Дочки-матери. Мемуары - стр. 46
После маминого возвращения из лагеря мы нашли у Батани в сундуке папин синий «парадный» бостоновый костюм. Я чистила его перед тем, как мама начнет распарывать (потом это будет мой «парадный» бостоновый), и в маленьком заднем кармане брюк нашла записку, видимо, написанную во время какого-то собрания. Кому? Где? Когда? Почему она не была передана адресату? Почему вернулась к папе? Мама не знала. Она молча взяла у меня эту записку и куда-то убрала. Это было последнее написанное папой, что я видела. Клочок бумаги, как метеорит из далеких, уже отгоревших миров, залетевший в мою послевоенную жизнь.
В общежитии было много детей. Почти все они ходили в детский сад, который был во дворе дома. Через несколько дней после нашего приезда меня тоже отправили туда. В асторийском саду были большие, просторные комнаты, все очень чисто, много игрушек, и дети были всегда чисто, красиво одеты. Здесь все было тесно, как-то серо-полутемно, детский сад был на первом этаже, и окна выходили в узкий темный двор на уровне земли. Клеенки на столах, за которыми мы ели, были липкие. Я все время ощущала эту липкость на руках, но вымыть их не хотелось, потому что полотенце (одно на всех, а не у каждого свое), которое висело около умывальника, всегда было мокрое. Особенно меня мучила в детском саду уборная. Она была грязная, и там очень плохо пахло.
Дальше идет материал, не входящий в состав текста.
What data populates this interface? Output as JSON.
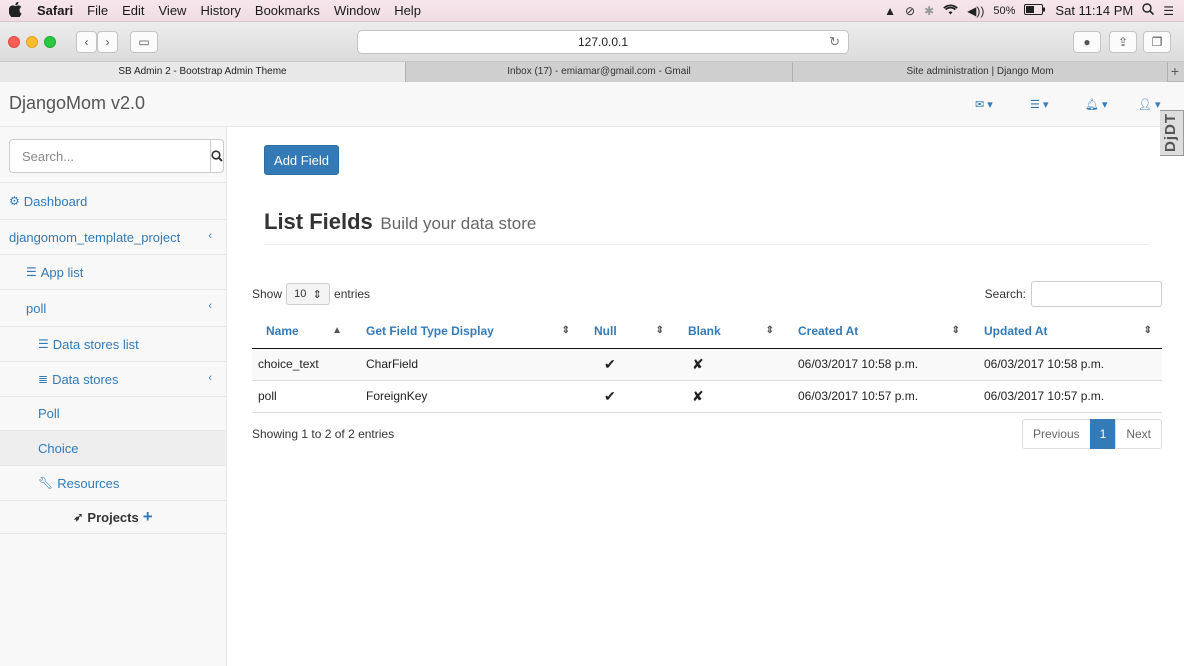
{
  "menubar": {
    "app": "Safari",
    "items": [
      "File",
      "Edit",
      "View",
      "History",
      "Bookmarks",
      "Window",
      "Help"
    ],
    "battery": "50%",
    "clock": "Sat 11:14 PM"
  },
  "browser": {
    "url": "127.0.0.1",
    "tabs": [
      {
        "title": "SB Admin 2 - Bootstrap Admin Theme",
        "active": true
      },
      {
        "title": "Inbox (17) - emiamar@gmail.com - Gmail",
        "active": false
      },
      {
        "title": "Site administration | Django Mom",
        "active": false
      }
    ],
    "new_tab": "+"
  },
  "navbar": {
    "brand": "DjangoMom v2.0",
    "debug_toolbar": "DjDT"
  },
  "sidebar": {
    "search_placeholder": "Search...",
    "dashboard": "Dashboard",
    "project": "djangomom_template_project",
    "app_list": "App list",
    "poll": "poll",
    "data_stores_list": "Data stores list",
    "data_stores": "Data stores",
    "poll_model": "Poll",
    "choice_model": "Choice",
    "resources": "Resources",
    "projects": "Projects"
  },
  "main": {
    "add_button": "Add Field",
    "title": "List Fields",
    "subtitle": "Build your data store",
    "show_label": "Show",
    "entries_value": "10",
    "entries_label": "entries",
    "search_label": "Search:",
    "columns": [
      "Name",
      "Get Field Type Display",
      "Null",
      "Blank",
      "Created At",
      "Updated At"
    ],
    "rows": [
      {
        "name": "choice_text",
        "type": "CharField",
        "null": "✔",
        "blank": "✘",
        "created": "06/03/2017 10:58 p.m.",
        "updated": "06/03/2017 10:58 p.m."
      },
      {
        "name": "poll",
        "type": "ForeignKey",
        "null": "✔",
        "blank": "✘",
        "created": "06/03/2017 10:57 p.m.",
        "updated": "06/03/2017 10:57 p.m."
      }
    ],
    "info": "Showing 1 to 2 of 2 entries",
    "pager": {
      "previous": "Previous",
      "current": "1",
      "next": "Next"
    }
  },
  "colors": {
    "primary": "#337ab7",
    "sidebar_bg": "#f8f8f8",
    "menubar_bg": "#f6e6ec"
  }
}
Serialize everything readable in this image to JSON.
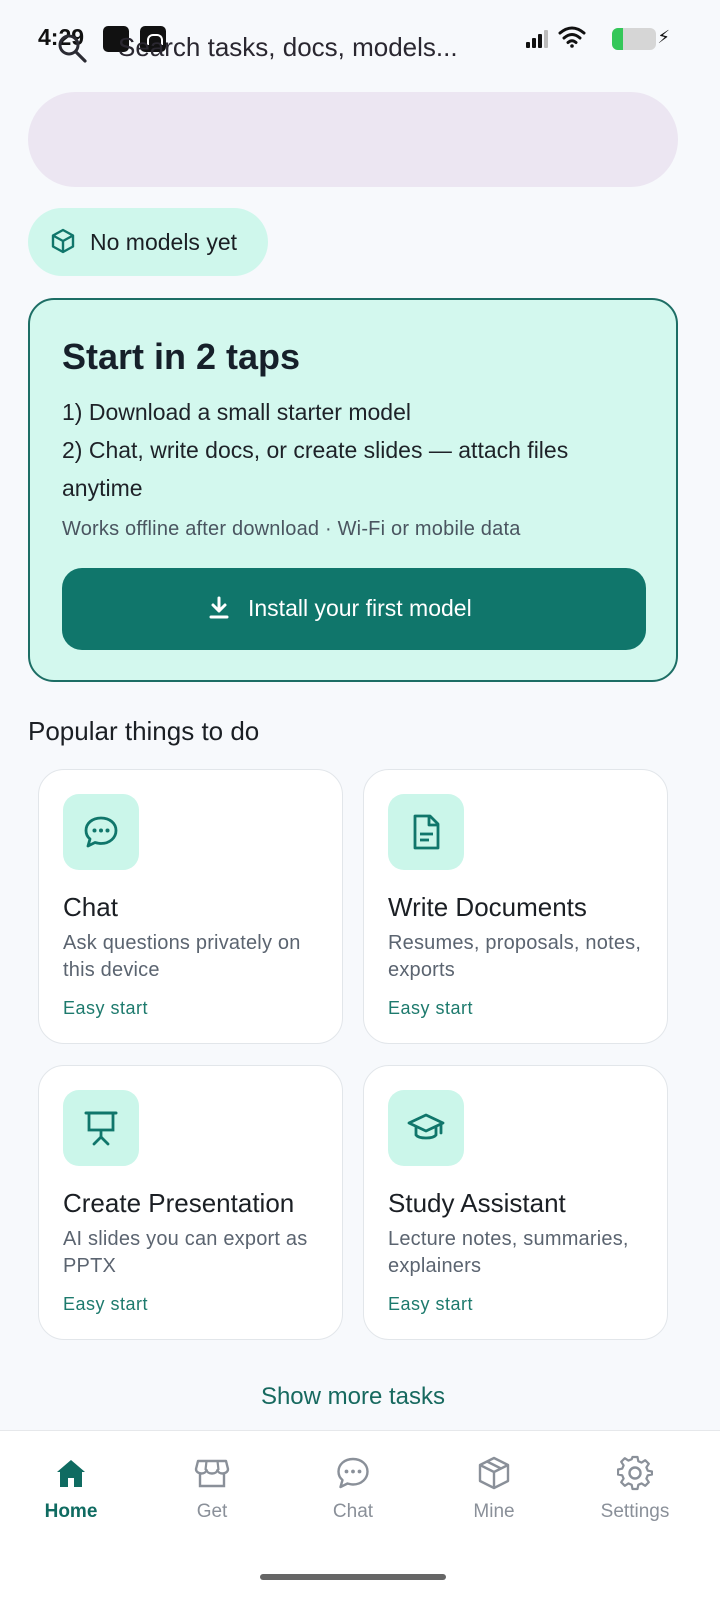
{
  "status_bar": {
    "time": "4:29",
    "battery_level": 0.25,
    "accent_battery": "#34c759"
  },
  "search": {
    "placeholder": "Search tasks, docs, models...",
    "icon": "search-icon"
  },
  "chip": {
    "label": "No models yet",
    "icon": "cube-icon"
  },
  "hero": {
    "title": "Start in 2 taps",
    "step1": "1) Download a small starter model",
    "step2": "2) Chat, write docs, or create slides — attach files anytime",
    "note": "Works offline after download · Wi-Fi or mobile data",
    "button_label": "Install your first model",
    "button_icon": "download-icon"
  },
  "section": {
    "title": "Popular things to do"
  },
  "tasks": [
    {
      "title": "Chat",
      "desc": "Ask questions privately on this device",
      "tag": "Easy start",
      "icon": "chat-bubble-icon"
    },
    {
      "title": "Write Documents",
      "desc": "Resumes, proposals, notes, exports",
      "tag": "Easy start",
      "icon": "document-icon"
    },
    {
      "title": "Create Presentation",
      "desc": "AI slides you can export as PPTX",
      "tag": "Easy start",
      "icon": "presentation-icon"
    },
    {
      "title": "Study Assistant",
      "desc": "Lecture notes, summaries, explainers",
      "tag": "Easy start",
      "icon": "graduation-cap-icon"
    }
  ],
  "show_more": "Show more tasks",
  "nav": [
    {
      "label": "Home",
      "icon": "home-icon",
      "active": true
    },
    {
      "label": "Get",
      "icon": "store-icon",
      "active": false
    },
    {
      "label": "Chat",
      "icon": "chat-icon",
      "active": false
    },
    {
      "label": "Mine",
      "icon": "box-icon",
      "active": false
    },
    {
      "label": "Settings",
      "icon": "gear-icon",
      "active": false
    }
  ],
  "colors": {
    "accent": "#10766b",
    "hero_bg": "#d3f8ee",
    "search_bg": "#ece6f2"
  }
}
Кажется, единственное, что осталось во мне от этого «детского сада», – это на всю жизнь нелюбовь к общественным уборным и привычка «терпеть». Много позже, когда я прибегала домой откуда-нибудь и стремглав летела в уборную, наша последняя (много после Нюры) домработница вслед мне говорила: «Не шов, не шов, а как пошов, так уссався».
Гулять мы ходили к «Шипке», причем спускаться вниз по бульвару не разрешалось, и можно было кружить вокруг нее и качаться на цепях (пока воспитательница не сгонит). Я не помню никаких детей и ничего больше из этого детского сада, даже чем мы там занимались или нас занимали. Мне кажется – ничем. Но все это продолжалось недолго. Я заболела. Болела долго. У меня были подряд корь, ветрянка и последней – свинка, которой я болела очень тяжело. Болеть было хорошо, потому что в дом как бы возвращалась мама. Тогда она или не ходила на работу, или приходила с нее очень рано, и казалось, что всегда была рядом.
Меня перевели в па-мамину комнату. Верхнюю лампу завернули в газету, а лампа на папином столе покрывалась синим с цветами платком. Вначале мне все равно было больно на нее смотреть, а потом я подолгу смотрела и воображала, что это я нарисовала эти небывало красивые цветы, от которых идет свет и цвет, то розовый, то желтый, то зеленый, и его волны доходят до меня, а я, как в заливе, на них качаюсь, и они теплые или, наоборот, – холодные, и тогда по мне «бегают мурашки». Меня закрывали маминым одеялом. Это стало обычаем при любой моей болезни до самого 37-го года. Одеяло было стеганое, очень легкое, не ватное, а верблюжьей шерсти, и от него тепло исходило, как из печки, а не просто оно укрывало от холода. Оно было переливчатое, золотое, оранжево-желто-розово-зеленое, и все вместе эти цвета назывались – бухарский шелк. В этот год мама всегда ходила в чем-то темном, невзрачном, в доме тоже не было ничего яркого, и только бухарский шелк был сияющим. Лежать под маминым одеялом было счастье, но оно допускалось только в болезнь. Как допускались и капризы, «не хочу», плач, злые слова, беспричинно сказанные Нюре или маме.